[Model] TF2.0 Implementation of "GCViT: Global Context Vision Transformer"

Hello everyone,
As you may already know, NVIDIA has recently published (20 June 2022) its paper, GCViT: Global Context Vision Transformer which outperforms ConvNeXt and SwinTransformer.
I’ve implemented this model using TensorFlow 2.0 and created an open-source library gcvit-tf. I’ve also made a notebook explaining it. I hope this helps the community. :slight_smile:

I’m also planning to publish it to TFHub, it would be really helpful if I could get some directions regarding this…

Here are links to the project,

Features of gcvit-tf:

  • This library loads ImageNet weights from the official repo.
  • Also, it has timm like features such as forward_features, forward_head, and reset_classifier which might come in handy.
  • It can be used in both GPU and TPU.

Supported Models

The official codebase had some issue which has been fixed recently (27 July 2022).

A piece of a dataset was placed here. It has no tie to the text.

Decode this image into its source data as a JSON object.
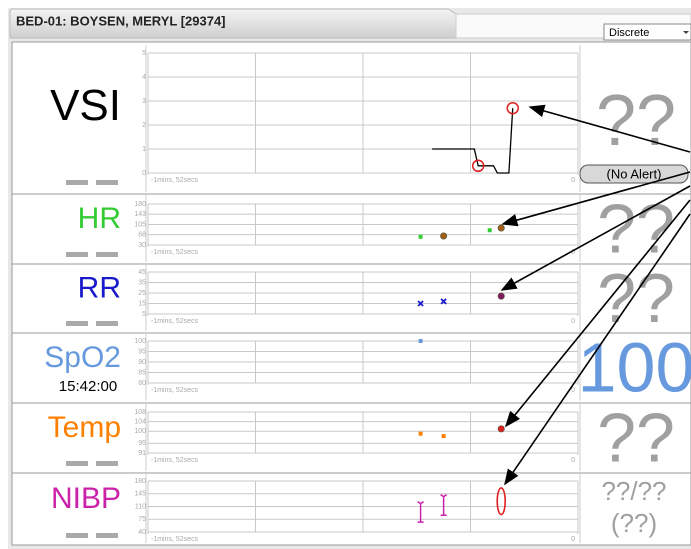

Here’s the result of ported weights on ImageNetV2-Test data,

Model Acc@1 Acc@5 #Params
GCViT-XXTiny 63 85 12M
GCViT-XTiny 66 87 20M
GCViT-Tiny 69 89 28M
GCViT-Small 69 89 51M
GCViT-Base 71 90 90M

Usage

Install Library

pip install gcvit

Load model using the following codes,

from gcvit import GCViTTiny
model = GCViTTiny(pretrain=True)

Simple code to check model’s prediction,

from skimage.data import chelsea
img = tf.keras.applications.imagenet_utils.preprocess_input(chelsea(), mode='torch') # Chelsea the cat
img = tf.image.resize(img, (224, 224))[None,] # resize & create batch
pred = model(img).numpy()
print(tf.keras.applications.imagenet_utils.decode_predictions(pred)[0])

Prediction:

[('n02124075', 'Egyptian_cat', 0.9194835),
('n02123045', 'tabby', 0.009686623), 
('n02123159', 'tiger_cat', 0.0061576385),
('n02127052', 'lynx', 0.0011503297), 
('n02883205', 'bow_tie', 0.00042479983)]

For feature extraction:

model = GCViTTiny(pretrain=True)  # when pretrain=True, num_classes must be 1000
model.reset_classifier(num_classes=0, head_act=None)
feature = model(img)
print(feature.shape)

Feature:

(None, 512)

For feature map:

model = GCViTTiny(pretrain=True)  # when pretrain=True, num_classes must be 1000
feature = model.forward_features(img)
print(feature.shape)

Feature map:

(None, 7, 7, 512)

Note: Official repo has some issues which had resulted in a performance drop. It got updated recently 27 July 2022. But still, one issue persists. Hence, ImageNet weights may get updated in the future.

2 Likes

Hi Awsaf, does your implementation of GC ViT include semantic image segmentation ? Is there a training example notebook that you can share ? Thank you!